Trata-se do único exemplar deste ano e modelo emplacado no Brasil, que apodrece exposto ao sol e à chuva sem poder ser vendido nem como sucata - o esportivo italiano está bloqueado judicialmente, aponta consulta ao Detran-SP (Departamento Estadual de Trânsito de São Paulo).
No entanto, essa Ferrari enferrujada é muito mais do que um veículo raro deixado para apodrecer: ela simboliza uma das últimas lembranças materiais que um filho tem do pai, do qual passou a maior parte da vida afastado.
O empresário Bruno Danilo Richter Lazar, de 34 anos, morador de São Paulo (SP), é filho de Ferry Lazar - que comprou a Dino 208 GT4 em 1985 e faleceu em 2014.
Emocionado, Bruno conta que a reportagem de UOL Carros trouxe de volta um turbilhão de emoções envolvendo o relacionamento distante com o pai - que conheceu apenas com quatro anos de idade.
Ele relata que "nunca teve interesse em nada que viesse de herança", mas hoje sonha recuperar um dia o veículo que era o "xodó" de Ferry Lazar, nascido na Romênia e cuja família, de ascendência judaica, radicou-se no Brasil após a Segunda Guerra Mundial.

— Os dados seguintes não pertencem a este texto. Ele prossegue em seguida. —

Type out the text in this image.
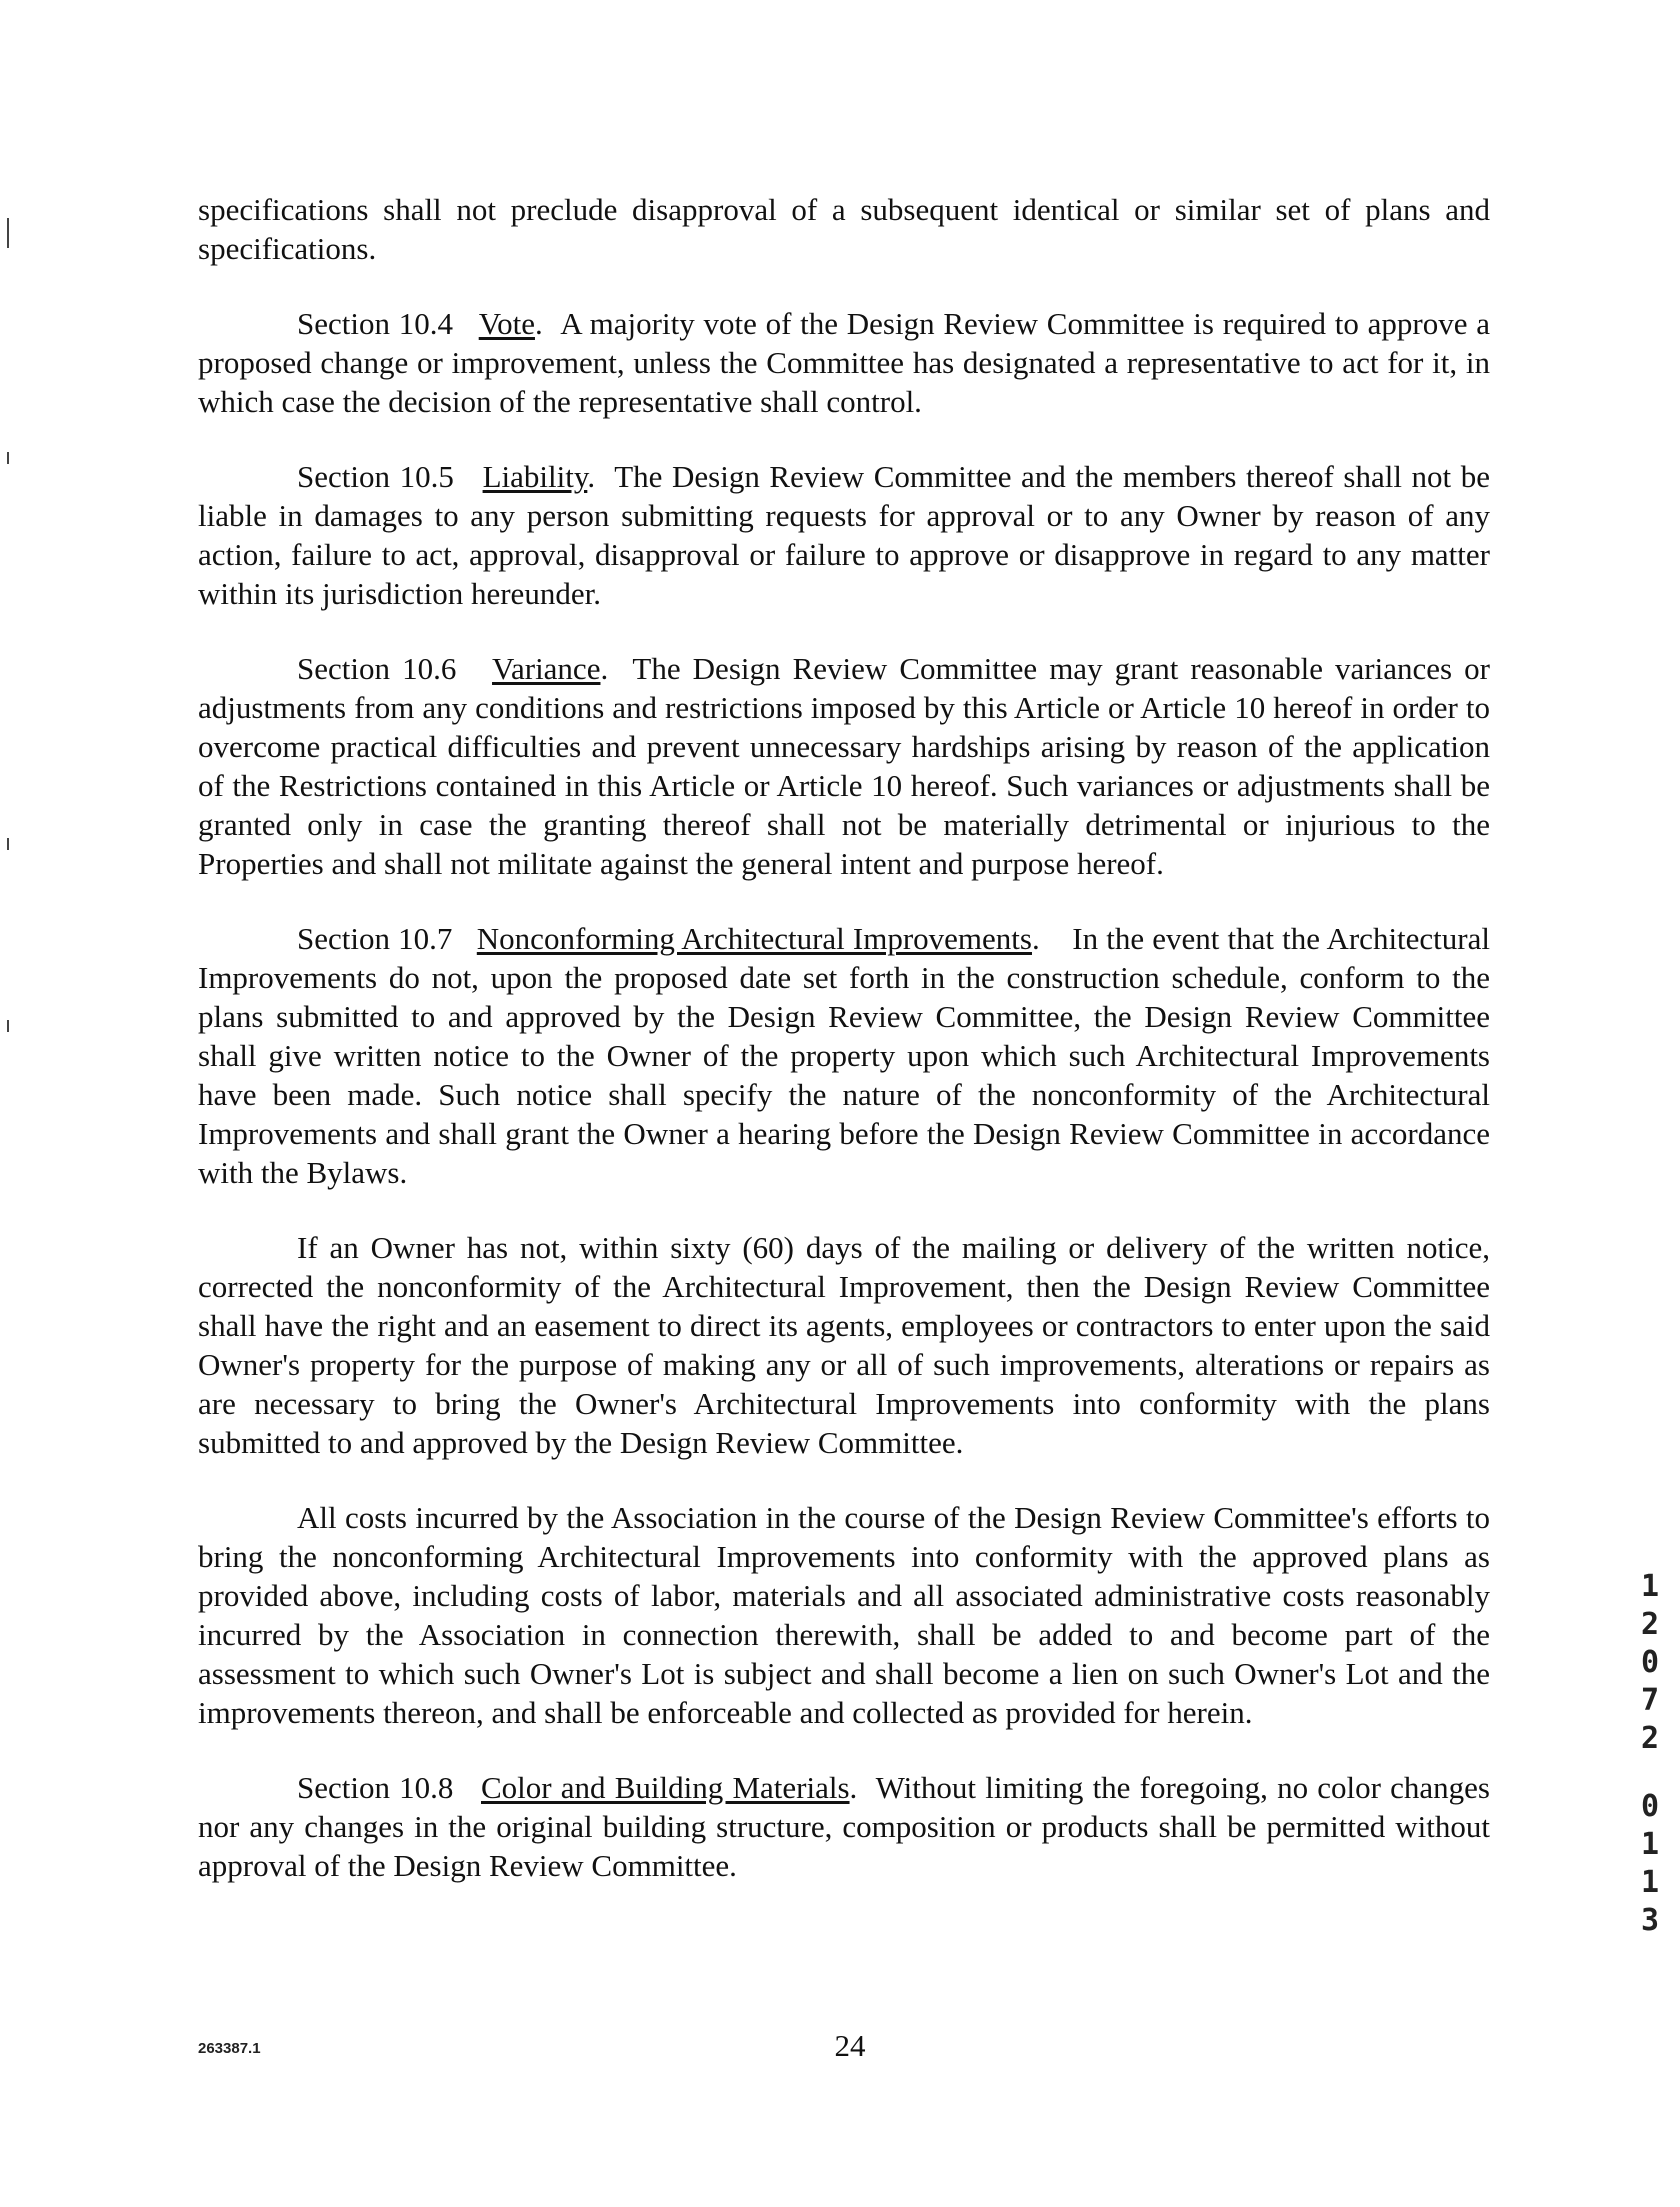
specifications shall not preclude disapproval of a subsequent identical or similar set of plans and specifications.

Section 10.4 Vote.  A majority vote of the Design Review Committee is required to approve a proposed change or improvement, unless the Committee has designated a representative to act for it, in which case the decision of the representative shall control.

Section 10.5 Liability.  The Design Review Committee and the members thereof shall not be liable in damages to any person submitting requests for approval or to any Owner by reason of any action, failure to act, approval, disapproval or failure to approve or disapprove in regard to any matter within its jurisdiction hereunder.

Section 10.6 Variance.  The Design Review Committee may grant reasonable variances or adjustments from any conditions and restrictions imposed by this Article or Article 10 hereof in order to overcome practical difficulties and prevent unnecessary hardships arising by reason of the application of the Restrictions contained in this Article or Article 10 hereof. Such variances or adjustments shall be granted only in case the granting thereof shall not be materially detrimental or injurious to the Properties and shall not militate against the general intent and purpose hereof.

Section 10.7 Nonconforming Architectural Improvements.    In the event that the Architectural Improvements do not, upon the proposed date set forth in the construction schedule, conform to the plans submitted to and approved by the Design Review Committee, the Design Review Committee shall give written notice to the Owner of the property upon which such Architectural Improvements have been made. Such notice shall specify the nature of the nonconformity of the Architectural Improvements and shall grant the Owner a hearing before the Design Review Committee in accordance with the Bylaws.

If an Owner has not, within sixty (60) days of the mailing or delivery of the written notice, corrected the nonconformity of the Architectural Improvement, then the Design Review Committee shall have the right and an easement to direct its agents, employees or contractors to enter upon the said Owner's property for the purpose of making any or all of such improvements, alterations or repairs as are necessary to bring the Owner's Architectural Improvements into conformity with the plans submitted to and approved by the Design Review Committee.

All costs incurred by the Association in the course of the Design Review Committee's efforts to bring the nonconforming Architectural Improvements into conformity with the approved plans as provided above, including costs of labor, materials and all associated administrative costs reasonably incurred by the Association in connection therewith, shall be added to and become part of the assessment to which such Owner's Lot is subject and shall become a lien on such Owner's Lot and the improvements thereon, and shall be enforceable and collected as provided for herein.

Section 10.8 Color and Building Materials.  Without limiting the foregoing, no color changes nor any changes in the original building structure, composition or products shall be permitted without approval of the Design Review Committee.

1
2
0
7
2
0
1
1
3
263387.1	24
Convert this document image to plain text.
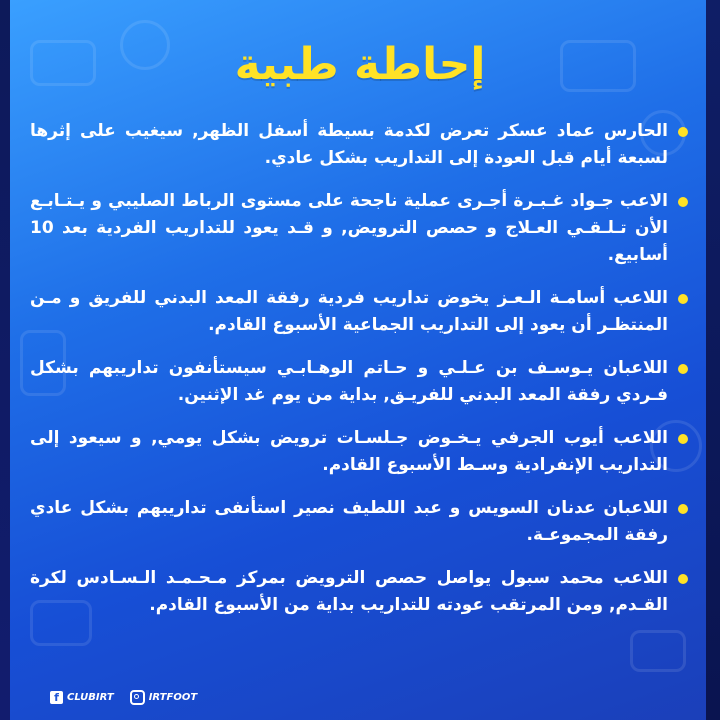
إحاطة طبية
الحارس عماد عسكر تعرض لكدمة بسيطة أسفل الظهر, سيغيب على إثرها لسبعة أيام قبل العودة إلى التداريب بشكل عادي.
الاعب جـواد غـبـرة أجـرى عملية ناجحة على مستوى الرباط الصليبي و يـتـابـع الأن تـلـقـي العـلاج و حصص الترويض, و قـد يعود للتداريب الفردية بعد 10 أسابيع.
اللاعب أسامـة الـعـز يخوض تداريب فردية رفقة المعد البدني للفريق و مـن المنتظـر أن يعود إلى التداريب الجماعية الأسبوع القادم.
اللاعبان يـوسـف بن عـلـي و حـاتم الوهـابـي سيستأنفون تداريبهم بشكل فـردي رفقة المعد البدني للفريـق, بداية من يوم غد الإثنين.
اللاعب أيوب الجرفي يـخـوض جـلسـات ترويض بشكل يومي, و سيعود إلى التداريب الإنفرادية وسـط الأسبوع القادم.
اللاعبان عدنان السويس و عبد اللطيف نصير استأنفى تداريبهم بشكل عادي رفقة المجموعـة.
اللاعب محمد سبول يواصل حصص الترويض بمركز مـحـمـد الـسـادس لكرة القـدم, ومن المرتقب عودته للتداريب بداية من الأسبوع القادم.
f CLUBIRT	IRTFOOT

"Machuca muito essa história. Isso faz relembrar muitas coisas que a gente passou e deixou de passar. Eu aguentei até onde pude. Foram seis anos sem querer saber de nada disso", conta.
Bruno relata que o convívio com o pai era esporádico e os dois se viam "no máximo" duas vezes por ano. Seus pais nunca foram casados e ele acredita ser o único filho de Lazar.
"Nunca vivemos juntos, isso era um sonho na época para mim. Isso fez com que me afastasse porque não conseguia conviver em família com ele, não conseguia ter esses momentos" diz o empresário.
Interessado pelo carro avisou sobre morte
Foi inclusive por conta da Ferrari que ele soube da morte do pai, em 2018, quase cinco anos após seu falecimento.
"Foi um choque para mim. Soube da morte dele através do carro. Uma pessoa veio querendo comprá-lo, mandou mensagem no Facebook e disse que meu pai já tinha falecido. Nesse mesmo dia, consegui confirmar por conta própria ao descobrir a certidão de óbito em um cartório perto de onde ele morava, em Santana [bairro da Zona norte da capital paulista]", relata, com a voz embargada.
Bruno conversou pela última vez com Ferry cerca de quatro meses antes da sua morte pelo WhatsApp. Depois disso, suas mensagens não tiveram mais resposta, até que a foto vinculada ao número de telefone foi trocada pela imagem de um desconhecido.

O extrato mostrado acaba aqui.